When we set out to make a more secure and robust payment system we embarked on what is known as Reference Transactions (see prior blog for full details).  This system is the most secure and safest data storing system you can have for Credit Card data.  In order to get the full advantage we needed to make sure that all the current Credit Card numbers we had matched to the correct accounts and to have the most recent transaction saved.

Along with our processor we came up with a great migration method, we decided that we would run a $0.01 authorization (not a charge) and immediate void against all Credit Cards stored in customer’s accounts.  If the card is valid we will get back a confirmation, if it is invalid, well, we can just delete it from their account.

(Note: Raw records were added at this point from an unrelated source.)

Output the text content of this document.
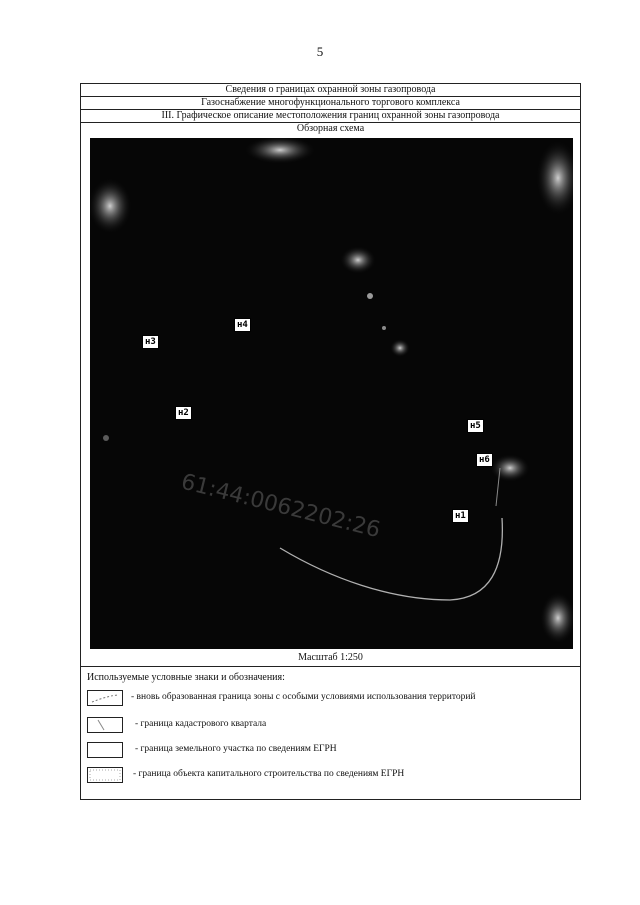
5
Сведения о границах охранной зоны газопровода
Газоснабжение многофункционального торгового комплекса
III. Графическое описание местоположения границ охранной зоны газопровода
Обзорная схема
61:44:0062202:26	н1
н2
н3
н4
н5
н6
Масштаб 1:250
Используемые условные знаки и обозначения:
- вновь образованная граница зоны с особыми условиями использования территорий
- граница кадастрового квартала
- граница земельного участка по сведениям ЕГРН
- граница объекта капитального строительства по сведениям ЕГРН
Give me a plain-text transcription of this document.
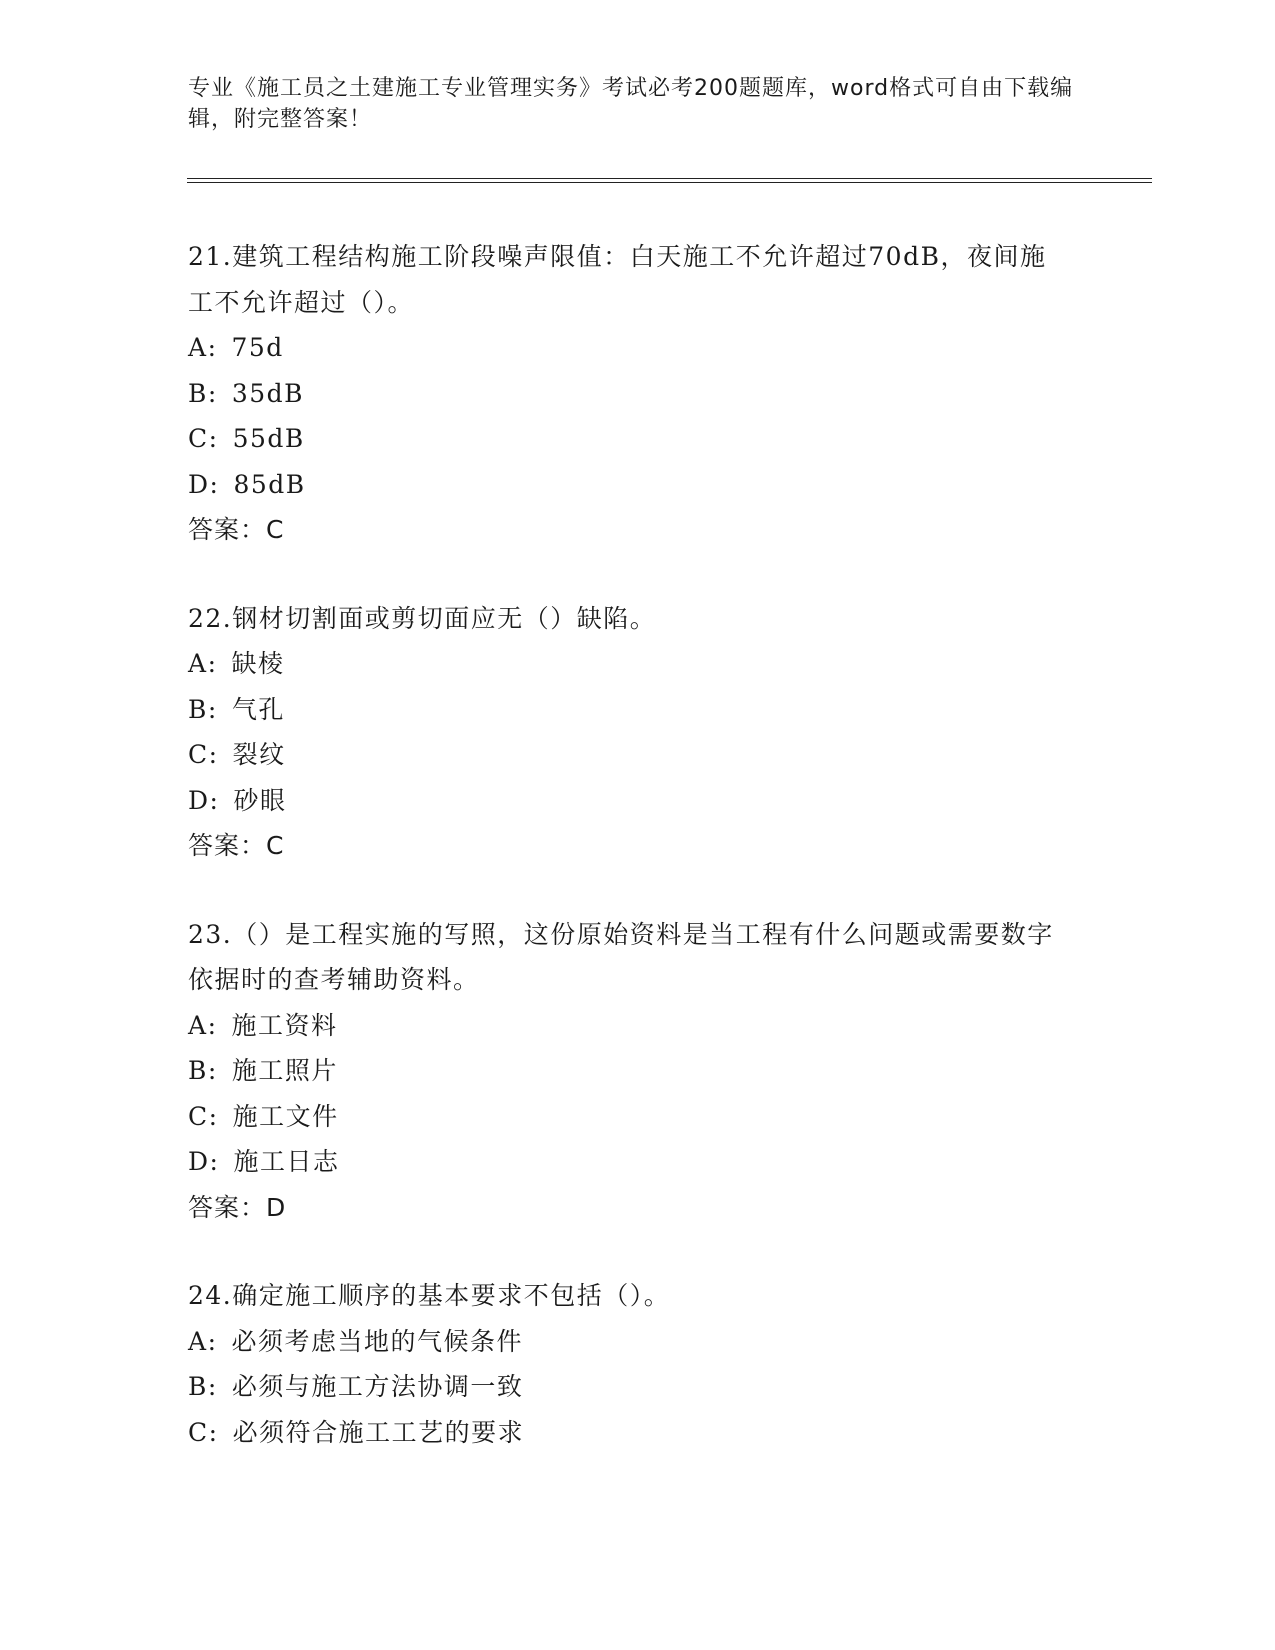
专业《施工员之土建施工专业管理实务》考试必考200题题库，word格式可自由下载编辑，附完整答案！
21.建筑工程结构施工阶段噪声限值：白天施工不允许超过70dB，夜间施工不允许超过（）。
A: 75d
B: 35dB
C: 55dB
D: 85dB
答案：C
22.钢材切割面或剪切面应无（）缺陷。
A: 缺棱
B: 气孔
C: 裂纹
D: 砂眼
答案：C
23.（）是工程实施的写照，这份原始资料是当工程有什么问题或需要数字依据时的查考辅助资料。
A: 施工资料
B: 施工照片
C: 施工文件
D: 施工日志
答案：D
24.确定施工顺序的基本要求不包括（）。
A: 必须考虑当地的气候条件
B: 必须与施工方法协调一致
C: 必须符合施工工艺的要求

Unfortunately this ‘brilliant’  idea created quite a bit of excitement.  Now, this isn’t the excited state we wanted our customer’s in.  Early in the morning on Tuesday our phones lit up, emails started to flood us.  It seems that way more people than we ever thought check their accounts daily or have alerts set up.  Really it was an issue with Debit card holders who’s checking accounts were immediately impacted by the authorization.  While it is not a charge it does show up as “pending” until the void is processed by the bank.  Ironically, authorizations occur immediately, voids, not so much.

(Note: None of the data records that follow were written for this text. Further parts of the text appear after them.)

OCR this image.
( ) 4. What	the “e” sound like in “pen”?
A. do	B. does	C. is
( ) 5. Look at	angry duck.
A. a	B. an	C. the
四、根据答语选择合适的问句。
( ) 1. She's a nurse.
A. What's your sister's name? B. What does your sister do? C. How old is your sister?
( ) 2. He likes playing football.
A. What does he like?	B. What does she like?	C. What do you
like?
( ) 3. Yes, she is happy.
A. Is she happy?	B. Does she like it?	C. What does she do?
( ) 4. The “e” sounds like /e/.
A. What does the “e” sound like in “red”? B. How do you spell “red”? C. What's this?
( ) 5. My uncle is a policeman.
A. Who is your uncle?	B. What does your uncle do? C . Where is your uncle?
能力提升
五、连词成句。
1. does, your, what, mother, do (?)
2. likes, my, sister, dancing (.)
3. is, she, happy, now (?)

Realizing we made a giant mistake in not sending out notification prior and alerting customers we crafted an email explaining the situation.  As if first angering customer’s that we validated their accounts, accounts they specifically saved on our site, we then got a flood of emails in regards to our explanation email.

It seems that 80% of the customers were appreciative of our system enhancement and let us know in kind gentle manner that they were thrilled.  Then there is the 20%, these customers through out words like “phishing”, “scam”, “fraud”.  They called for my job, wanted accountability to the person that devised the “marketing scam”, the guy that “tapped their accounts”.  Personally it was a tough pill to swallow, after all, I made the ‘brilliant‘ decision in the first place and now they hated me.

I will admit now, the whole “penny for your thought” is alive and well, I am sorry we had to find out this way and we definitely will approach a conversion of this nature much differently in the future.  Interestingly this issue has caused our processor to take a step back and evaluate how they handle the situation we encountered.